Pero también Santa Rosa cumplió con esta imagen de mujer deseada por la Iglesia, en tanto “decidió” internarse en un convento y servir a la misma, con una vida “ideal” en donde su voluntad respecto a lo que podía hacer ella por sí misma acorde a sus sueños y metas, quedara en segundo plano, no interese, y su valor sea calificado por su constante meditación del evangelio y su comunicación con Dios. Sin embargo, eso no sería todo, pues aquí viene “lo mejor” en Santa Rosa, lo que la hace la santa más querida del Perú, lo que la convirtió en la precursora de la frase “si no se sufre no vale”.  

Santa Rosa ayudó a su padre con la economía familiar, entre trabajos de cultivo, también hacía costuras, ayudaba a los enfermos y a los pobres, y colaboraba en las actividades de catequesis; no obstante, esas no son las acciones que la destacan, pues lo primero que se nos viene a la mente cuando pensamos en ella es su “infinita devoción” a Cristo y todo lo que hizo para sufrir como él. Sí, ese es el gran mérito de Santa Rosa.

Realizaba ayunos de manera permanente, evitaba comer carnes, no tomaba bebidas para recordar la sed de Cristo crucificado, por lo que, cuando sentía mucha sed se conformaba con mirar el crucifijo. Pero como eso no era suficiente, realizaba duras penitencias en secreto, se infligió torturas y ella misma se generó padecimientos terribles en su afán de imitar y replicar el sufrimiento del hijo de Dios. Díganme ¿qué de positivo tiene todo esto?

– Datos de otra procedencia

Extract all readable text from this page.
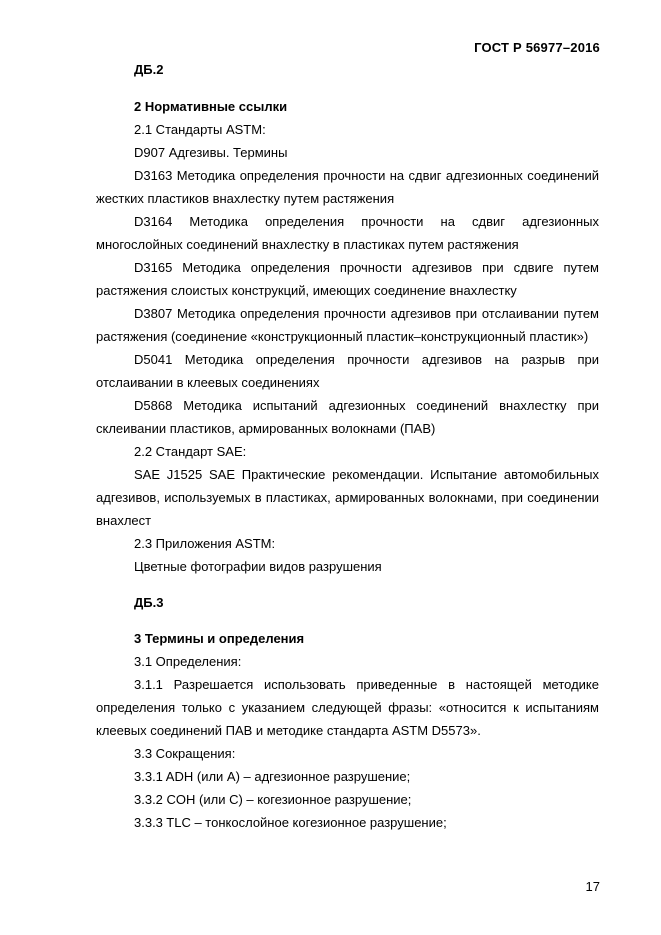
ГОСТ Р 56977–2016

ДБ.2

2 Нормативные ссылки

2.1 Стандарты ASTM:

D907 Адгезивы. Термины

D3163 Методика определения прочности на сдвиг адгезионных соединений жестких пластиков внахлестку путем растяжения

D3164 Методика определения прочности на сдвиг адгезионных многослойных соединений внахлестку в пластиках путем растяжения

D3165 Методика определения прочности адгезивов при сдвиге путем растяжения слоистых конструкций, имеющих соединение внахлестку

D3807 Методика определения прочности адгезивов при отслаивании путем растяжения (соединение «конструкционный пластик–конструкционный пластик»)

D5041 Методика определения прочности адгезивов на разрыв при отслаивании в клеевых соединениях

D5868 Методика испытаний адгезионных соединений внахлестку при склеивании пластиков, армированных волокнами (ПАВ)

2.2 Стандарт SAE:

SAE J1525 SAE Практические рекомендации. Испытание автомобильных адгезивов, используемых в пластиках, армированных волокнами, при соединении внахлест

2.3 Приложения ASTM:

Цветные фотографии видов разрушения

ДБ.3

3 Термины и определения

3.1 Определения:

3.1.1 Разрешается использовать приведенные в настоящей методике определения только с указанием следующей фразы: «относится к испытаниям клеевых соединений ПАВ и методике стандарта ASTM D5573».

3.3 Сокращения:

3.3.1 ADH (или А) – адгезионное разрушение;

3.3.2 COH (или С) – когезионное разрушение;

3.3.3 TLC – тонкослойное когезионное разрушение;

17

En definitiva, no se trata de cuestionarla a ella, sino al sistema, pues bajo el supuesto de que su presencia en este mundo haya sido conforme se cuenta, entonces me queda claro que no fue más que una completa víctima del poder destructor de la Iglesia. Y ese es el ideal máximo al que quiere llegar esta Iglesia machista con todas nosotras, es el sueño de Cipriani y su cúpula de amigos.

Es sumamente mortificante pensar en una mujer con tal grado de sumisión, quien además de todo eso, tuvo que experimentar la terrible tuberculosis y aplacar su enfermedad solo con oraciones pidiéndole a Dios que aumente su sufrimiento, creyendo que eso la acercaba al camino correcto. Santa Rosa murió tan solo a los 31 años, luego de una, indubitablemente, vida infeliz.

Los 30 de agosto deberían ser un día de reflexión en honor a Santa Rosa, sí, pero para meditar y analizar sobre lo destructora que puede ser la doctrina eclesiástica de la Iglesia católica para la vida de las mujeres. Sufrir con total voluntad no debe ser en absoluto replicable y, en caso la fe católica guíe sus vidas, en lugar de planear como sufrir, resulta mucho más alentador imitar las acciones de Jesús, como aquel personaje revolucionario que logró desestabilizar todo un imperio y sistema político para lograr mayor justicia social sin discriminación alguna.

Si maltratarte, torturarte, lesionarte, herirte, no valorarte y someter tu voluntad a la Iglesia te convierte en una mujer santa, en definitiva, no quiero serlo y ninguna mujer debería quererlo, pues apartar la libertad y la dignidad de la vida de un ser humano es, simplemente, impensable.